Felizes os que se alegram com pouco | Cotidiano #21

Vivemos uma rotina de problemas a serem resolvidos e não aproveitamos os poucos instantes de felicidade. Um pouco sobre a nossa apatia que influencia nisso tudo

Vieram os três expressos e meu amigo se espantou. "Nossa, cara, que colher bonitinha. Olha, não é daquelas simplezinhas, veio toda desenhadinha. Que graça! Engraçado, né, parece coisa de bobo se espantar com o formato da colher de plástico".

E eu fiquei dias com aquilo na cabeça, do agrado que me foi perceber o pequeno arroubo do amigo ao ver a colherzinha e como isso é bom, faz bem. Fiquei matutando o terror do tédio, que felizes são os que justamente ganham o dia na colher de plástico e não na busca daquelas conquistas monumentais ou na prorrogação das pequenas poças de tesão que a vida nos dá.

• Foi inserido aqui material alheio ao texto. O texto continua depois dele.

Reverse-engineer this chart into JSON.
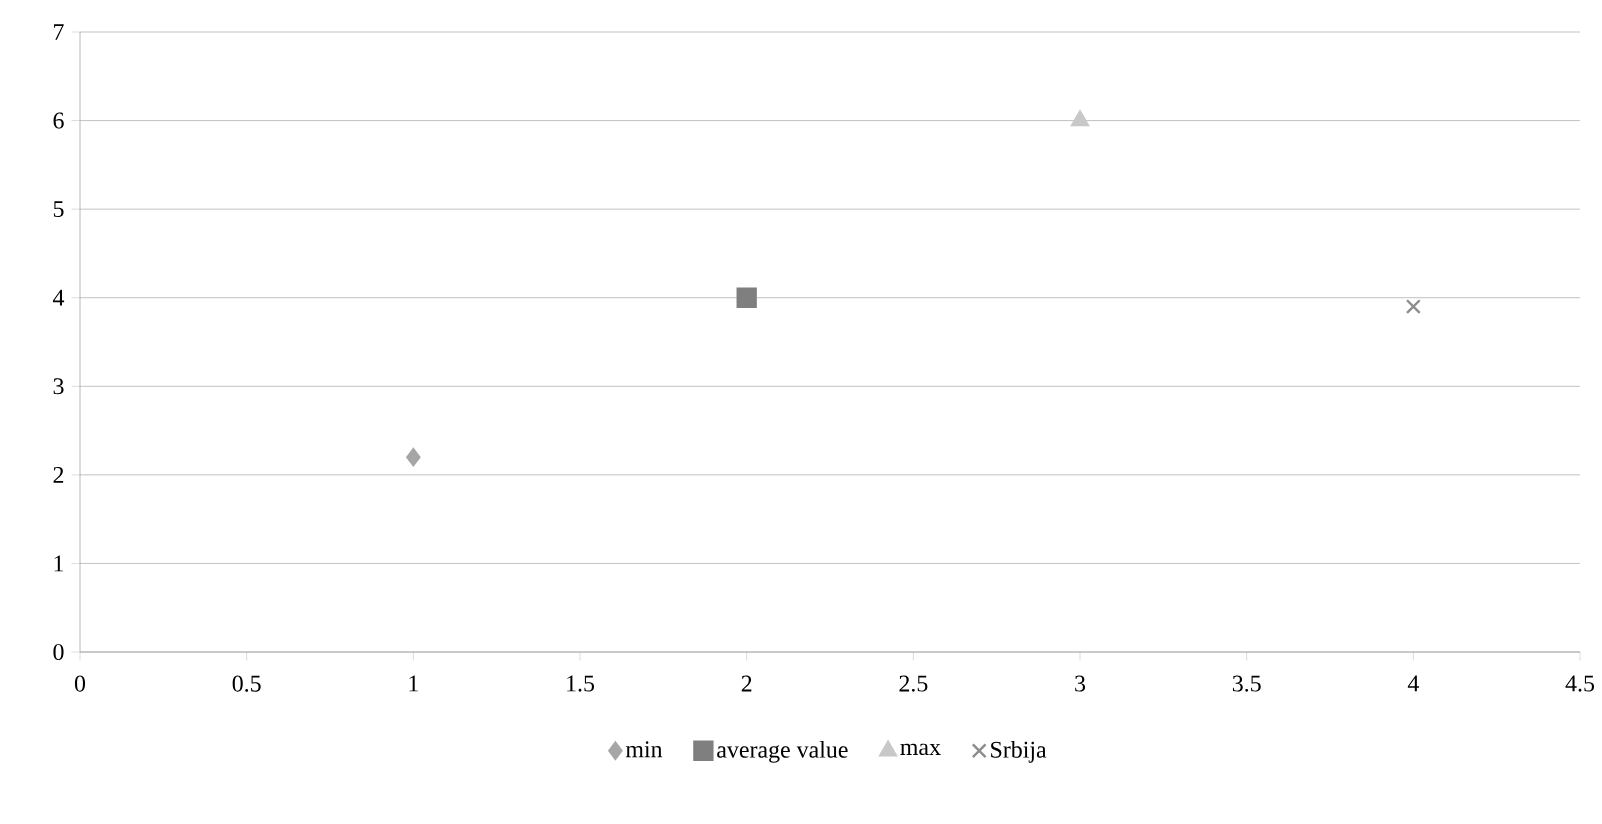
{
  "chart_data": {
    "type": "scatter",
    "xlim": [
      0,
      4.5
    ],
    "xticks": [
      0,
      0.5,
      1,
      1.5,
      2,
      2.5,
      3,
      3.5,
      4,
      4.5
    ],
    "ylim": [
      0,
      7
    ],
    "yticks": [
      0,
      1,
      2,
      3,
      4,
      5,
      6,
      7
    ],
    "grid": "y",
    "legend": "bottom",
    "series": [
      {
        "name": "min",
        "color": "#a6a6a6",
        "marker": "diamond",
        "x": [
          1
        ],
        "values": [
          2.2
        ]
      },
      {
        "name": "average value",
        "color": "#7f7f7f",
        "marker": "square",
        "x": [
          2
        ],
        "values": [
          4.0
        ]
      },
      {
        "name": "max",
        "color": "#c8c8c8",
        "marker": "triangle",
        "x": [
          3
        ],
        "values": [
          6.0
        ]
      },
      {
        "name": "Srbija",
        "color": "#8c8c8c",
        "marker": "cross",
        "x": [
          4
        ],
        "values": [
          3.9
        ]
      }
    ]
  }
}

Porque, claro, vivemos em um mar de pepas e precisamos aproveitar os respingos de delícia.

Que não seja entendido como pessimismo, mas um fincar de pés no chão para saber sair das chapas quentes que a gente se mete e para compreender logo de cara quando algo incrível está rolando, não para agarrá-lo pelos cabelos - o erro clássico que forma frustração, porque é fato que acaba, como tudo acaba - mas para apreciar e se esfregar ao máximo nesse momento bom.

Li, por esses dias, "queria tanto algo novo que até problema servia" e pirei mais ainda nessa coisa toda loca de delírios saborosos e tédio. A gente se entedia fácil demais e a apatia acaba, na busca de incredulidades e júbilos estapafúrdios (pedidos de casamentos inusitados, jantares nas alturas, um buquê se rosas de Marte, um filme em que o 3D dê um bom tapa real nessa nossa fuça) por esconder as pequenas gostosuras do cotidiano, do dia a dia, do agora. 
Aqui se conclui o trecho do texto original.